Pola hubungan sosial dan budaya pun mengalami perubahan total, sehingga hubungan antara bapak dan ibu menjadi tidak jelas. Kadang kala ibu berperan sebagai bapak atau sebaliknya, atau bahkan keduanya berperan sama. Demikian juga posisi generasi tua menempati posisi generasi muda atau sebaliknya. Pola hubungan antara generasi muda tidak lagi jelas perbedaan dengan pola hubungan antar orang tua. Bahkan sampai pola hubungan pria dan wanita hampir tak mengenal batas.

Kecenderungan-kecenderungan di atas menyebabkan lembaga-lembaga sosial dan keagamaan, bahkan lembaga rumah tangga pun tidak lagi dapat berfungsi sebagai pengontrol penseleksi terhadap informasi yang harus diterima anak-anak dan anggota keluarganya yang lain, yang disampaikan melaui alat-alat teknologi audio visual.

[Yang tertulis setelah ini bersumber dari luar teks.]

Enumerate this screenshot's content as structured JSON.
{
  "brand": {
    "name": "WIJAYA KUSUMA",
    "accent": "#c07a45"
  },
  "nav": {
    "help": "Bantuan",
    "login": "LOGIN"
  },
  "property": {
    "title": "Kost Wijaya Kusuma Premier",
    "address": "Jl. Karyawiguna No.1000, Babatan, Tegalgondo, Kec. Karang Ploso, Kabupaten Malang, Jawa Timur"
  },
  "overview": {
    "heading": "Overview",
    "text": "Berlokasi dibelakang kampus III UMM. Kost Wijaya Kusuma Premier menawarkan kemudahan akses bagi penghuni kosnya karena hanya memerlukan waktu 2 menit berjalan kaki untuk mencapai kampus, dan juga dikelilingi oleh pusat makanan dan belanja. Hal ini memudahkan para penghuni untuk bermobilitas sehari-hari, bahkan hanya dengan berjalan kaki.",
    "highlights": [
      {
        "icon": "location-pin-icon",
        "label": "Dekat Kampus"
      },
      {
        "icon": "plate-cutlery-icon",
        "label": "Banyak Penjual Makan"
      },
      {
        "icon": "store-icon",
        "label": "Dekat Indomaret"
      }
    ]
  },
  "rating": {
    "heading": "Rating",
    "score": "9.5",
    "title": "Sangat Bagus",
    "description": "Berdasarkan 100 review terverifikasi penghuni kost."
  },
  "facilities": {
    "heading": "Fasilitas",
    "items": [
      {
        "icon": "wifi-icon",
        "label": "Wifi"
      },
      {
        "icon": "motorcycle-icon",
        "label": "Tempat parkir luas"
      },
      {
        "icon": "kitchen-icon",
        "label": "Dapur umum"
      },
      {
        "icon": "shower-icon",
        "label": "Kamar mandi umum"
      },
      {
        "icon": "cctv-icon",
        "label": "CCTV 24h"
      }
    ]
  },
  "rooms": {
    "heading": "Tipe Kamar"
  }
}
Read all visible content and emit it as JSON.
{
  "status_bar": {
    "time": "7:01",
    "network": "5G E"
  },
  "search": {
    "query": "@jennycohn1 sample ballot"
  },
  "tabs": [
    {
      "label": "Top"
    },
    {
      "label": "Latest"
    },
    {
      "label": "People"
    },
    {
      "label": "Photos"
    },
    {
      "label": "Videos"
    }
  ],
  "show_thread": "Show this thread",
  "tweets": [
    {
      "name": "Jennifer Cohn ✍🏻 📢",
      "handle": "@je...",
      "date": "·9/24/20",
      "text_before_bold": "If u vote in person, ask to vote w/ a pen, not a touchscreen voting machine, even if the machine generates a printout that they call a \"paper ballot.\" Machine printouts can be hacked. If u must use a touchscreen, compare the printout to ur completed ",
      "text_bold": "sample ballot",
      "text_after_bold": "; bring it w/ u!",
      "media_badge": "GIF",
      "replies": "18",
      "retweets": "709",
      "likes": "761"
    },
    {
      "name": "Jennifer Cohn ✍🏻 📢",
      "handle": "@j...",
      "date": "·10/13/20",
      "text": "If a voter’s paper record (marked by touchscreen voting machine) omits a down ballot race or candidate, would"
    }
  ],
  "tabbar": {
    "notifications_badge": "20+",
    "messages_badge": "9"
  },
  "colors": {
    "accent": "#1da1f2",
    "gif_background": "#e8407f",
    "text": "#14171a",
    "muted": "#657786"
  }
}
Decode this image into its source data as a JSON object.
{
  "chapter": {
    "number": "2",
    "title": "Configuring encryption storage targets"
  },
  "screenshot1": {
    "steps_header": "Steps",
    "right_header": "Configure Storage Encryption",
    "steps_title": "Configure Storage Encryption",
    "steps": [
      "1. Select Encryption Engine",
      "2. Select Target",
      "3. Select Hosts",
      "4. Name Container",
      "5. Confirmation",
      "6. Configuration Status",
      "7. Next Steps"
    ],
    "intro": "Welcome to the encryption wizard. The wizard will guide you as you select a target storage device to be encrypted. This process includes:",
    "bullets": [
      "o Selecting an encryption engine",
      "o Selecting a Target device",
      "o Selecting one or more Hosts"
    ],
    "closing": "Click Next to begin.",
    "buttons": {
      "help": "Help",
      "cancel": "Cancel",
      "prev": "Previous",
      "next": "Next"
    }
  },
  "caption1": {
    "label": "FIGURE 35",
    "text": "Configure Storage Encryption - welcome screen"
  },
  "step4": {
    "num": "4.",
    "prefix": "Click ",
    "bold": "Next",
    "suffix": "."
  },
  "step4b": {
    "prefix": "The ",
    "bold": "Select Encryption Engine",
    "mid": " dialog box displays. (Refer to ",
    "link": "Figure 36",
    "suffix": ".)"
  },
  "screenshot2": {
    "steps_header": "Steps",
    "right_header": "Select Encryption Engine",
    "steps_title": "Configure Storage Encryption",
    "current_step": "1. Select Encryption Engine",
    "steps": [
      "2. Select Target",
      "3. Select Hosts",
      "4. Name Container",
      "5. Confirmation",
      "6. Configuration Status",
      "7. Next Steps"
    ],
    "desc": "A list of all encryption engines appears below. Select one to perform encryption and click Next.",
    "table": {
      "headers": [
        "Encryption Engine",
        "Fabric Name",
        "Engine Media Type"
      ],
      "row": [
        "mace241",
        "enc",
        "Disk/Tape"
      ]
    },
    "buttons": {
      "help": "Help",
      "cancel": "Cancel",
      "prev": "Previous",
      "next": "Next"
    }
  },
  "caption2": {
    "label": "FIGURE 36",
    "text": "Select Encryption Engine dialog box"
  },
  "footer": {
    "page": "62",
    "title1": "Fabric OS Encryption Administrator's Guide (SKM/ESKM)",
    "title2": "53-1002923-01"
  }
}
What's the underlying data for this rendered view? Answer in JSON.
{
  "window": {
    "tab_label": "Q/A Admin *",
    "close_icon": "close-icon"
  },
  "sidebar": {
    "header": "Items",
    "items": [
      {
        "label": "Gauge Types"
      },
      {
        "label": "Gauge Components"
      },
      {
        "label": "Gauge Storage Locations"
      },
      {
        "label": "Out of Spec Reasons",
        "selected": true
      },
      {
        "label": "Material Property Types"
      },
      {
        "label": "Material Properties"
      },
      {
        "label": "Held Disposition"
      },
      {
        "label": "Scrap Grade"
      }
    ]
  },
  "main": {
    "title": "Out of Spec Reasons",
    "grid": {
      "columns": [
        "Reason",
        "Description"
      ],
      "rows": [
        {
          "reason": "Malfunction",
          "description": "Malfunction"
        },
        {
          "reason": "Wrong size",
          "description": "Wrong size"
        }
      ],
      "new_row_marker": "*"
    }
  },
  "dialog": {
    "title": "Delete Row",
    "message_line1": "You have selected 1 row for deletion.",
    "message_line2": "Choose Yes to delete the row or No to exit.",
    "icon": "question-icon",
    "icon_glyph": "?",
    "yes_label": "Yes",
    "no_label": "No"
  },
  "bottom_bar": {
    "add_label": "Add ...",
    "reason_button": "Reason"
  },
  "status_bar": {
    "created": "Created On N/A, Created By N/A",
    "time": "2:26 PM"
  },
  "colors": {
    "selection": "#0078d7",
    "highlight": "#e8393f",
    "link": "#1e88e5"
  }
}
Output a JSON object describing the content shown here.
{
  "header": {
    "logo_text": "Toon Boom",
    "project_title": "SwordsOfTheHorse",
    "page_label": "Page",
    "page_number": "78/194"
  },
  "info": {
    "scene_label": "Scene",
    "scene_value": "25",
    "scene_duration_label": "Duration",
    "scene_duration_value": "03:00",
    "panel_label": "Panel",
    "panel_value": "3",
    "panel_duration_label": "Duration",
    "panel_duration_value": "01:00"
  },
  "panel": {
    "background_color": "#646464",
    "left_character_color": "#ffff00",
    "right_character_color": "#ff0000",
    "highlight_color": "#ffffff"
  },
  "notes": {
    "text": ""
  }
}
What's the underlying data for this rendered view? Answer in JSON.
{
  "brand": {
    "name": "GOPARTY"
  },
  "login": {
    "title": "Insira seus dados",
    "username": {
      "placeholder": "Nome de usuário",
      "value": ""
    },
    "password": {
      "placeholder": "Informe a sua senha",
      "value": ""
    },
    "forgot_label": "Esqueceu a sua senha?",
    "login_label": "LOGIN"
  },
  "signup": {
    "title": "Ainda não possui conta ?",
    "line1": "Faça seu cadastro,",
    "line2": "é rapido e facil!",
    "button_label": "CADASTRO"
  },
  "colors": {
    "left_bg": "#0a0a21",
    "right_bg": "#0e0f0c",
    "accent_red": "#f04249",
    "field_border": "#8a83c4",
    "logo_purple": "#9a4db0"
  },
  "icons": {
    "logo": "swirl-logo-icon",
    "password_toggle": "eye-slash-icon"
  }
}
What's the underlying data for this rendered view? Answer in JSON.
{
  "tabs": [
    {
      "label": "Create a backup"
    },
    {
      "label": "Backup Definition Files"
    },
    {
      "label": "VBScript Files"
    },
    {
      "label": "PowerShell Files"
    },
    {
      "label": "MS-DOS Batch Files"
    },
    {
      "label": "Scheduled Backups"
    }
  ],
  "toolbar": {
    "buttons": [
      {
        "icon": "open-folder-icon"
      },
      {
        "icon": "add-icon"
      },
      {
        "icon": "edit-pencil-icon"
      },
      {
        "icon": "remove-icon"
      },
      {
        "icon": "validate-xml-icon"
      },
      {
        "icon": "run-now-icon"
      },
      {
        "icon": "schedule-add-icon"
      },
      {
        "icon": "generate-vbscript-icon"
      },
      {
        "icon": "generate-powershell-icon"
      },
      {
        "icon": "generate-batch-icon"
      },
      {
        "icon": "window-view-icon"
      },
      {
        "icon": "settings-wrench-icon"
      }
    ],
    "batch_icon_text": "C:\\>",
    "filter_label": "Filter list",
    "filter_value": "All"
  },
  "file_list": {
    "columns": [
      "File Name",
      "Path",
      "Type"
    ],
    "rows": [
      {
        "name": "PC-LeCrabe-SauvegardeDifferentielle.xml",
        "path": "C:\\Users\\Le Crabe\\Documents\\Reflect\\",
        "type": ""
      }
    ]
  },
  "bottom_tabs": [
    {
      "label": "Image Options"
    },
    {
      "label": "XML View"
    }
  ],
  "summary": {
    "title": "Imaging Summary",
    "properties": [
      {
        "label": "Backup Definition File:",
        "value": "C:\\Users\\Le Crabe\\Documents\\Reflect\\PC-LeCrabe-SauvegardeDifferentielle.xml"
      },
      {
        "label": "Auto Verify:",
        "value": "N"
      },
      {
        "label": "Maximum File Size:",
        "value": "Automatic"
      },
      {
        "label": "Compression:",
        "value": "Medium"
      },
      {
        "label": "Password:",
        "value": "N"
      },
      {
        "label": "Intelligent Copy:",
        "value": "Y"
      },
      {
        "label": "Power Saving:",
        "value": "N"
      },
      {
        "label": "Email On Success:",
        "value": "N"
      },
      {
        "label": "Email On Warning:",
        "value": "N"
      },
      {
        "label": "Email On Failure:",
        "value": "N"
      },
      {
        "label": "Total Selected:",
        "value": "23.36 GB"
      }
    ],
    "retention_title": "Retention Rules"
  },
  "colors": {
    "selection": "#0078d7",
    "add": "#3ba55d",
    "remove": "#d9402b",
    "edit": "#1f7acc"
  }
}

Sementara itu, kemampuan secara ekonomis bagi rata-rata orang sebagai akibat dari etos erja yang semakin meningkat, menyebabkan meningkatnya pula daya beli alat-alat teknologis. Hal ini juga menjadi faktor pendukung lain, dan memiliki arti penting dalam perubahan ke arah era baru tata kehidupan manusia. Ditambah lagi dengan sikap sementara orang tua yang kehadirannya di tengah-tengah keluarga merasa terwakili secara fungsional oleh kehadiran alat-alat teknologi itu.

 

Generasi muda dalam era globalisasi

Yang paling menderita dari era globalisasi dengan kecenderungan-kecenderungan seperti di atas, agaknya generasi muda, teristimewa anak-anak dan remaja.

Para peneliti di bidang psikologi telah membuktikan bahwa perilaku manusia yang merupakan pencerminan dari keadaan jiwa, disamping dipengaruhi oleh faktor-faktor personal (sikap, kepribadian, motif, kepercayaan,dll) juga faktor-faktor situasional (kecenderungan sosial, teknologi, geografi, dll). Pada usia kanak-kanak dan remaja khususnya, dimana keadaan jiwanya masih bergejolak dan masih mencari bentuk, sementara di sisi lain konsep terhadap dirinya juga belum mapan, faktor-faktor di luar dirinya lebih berpengaruh terhadap pembentukan kepribadian dan perilakunya.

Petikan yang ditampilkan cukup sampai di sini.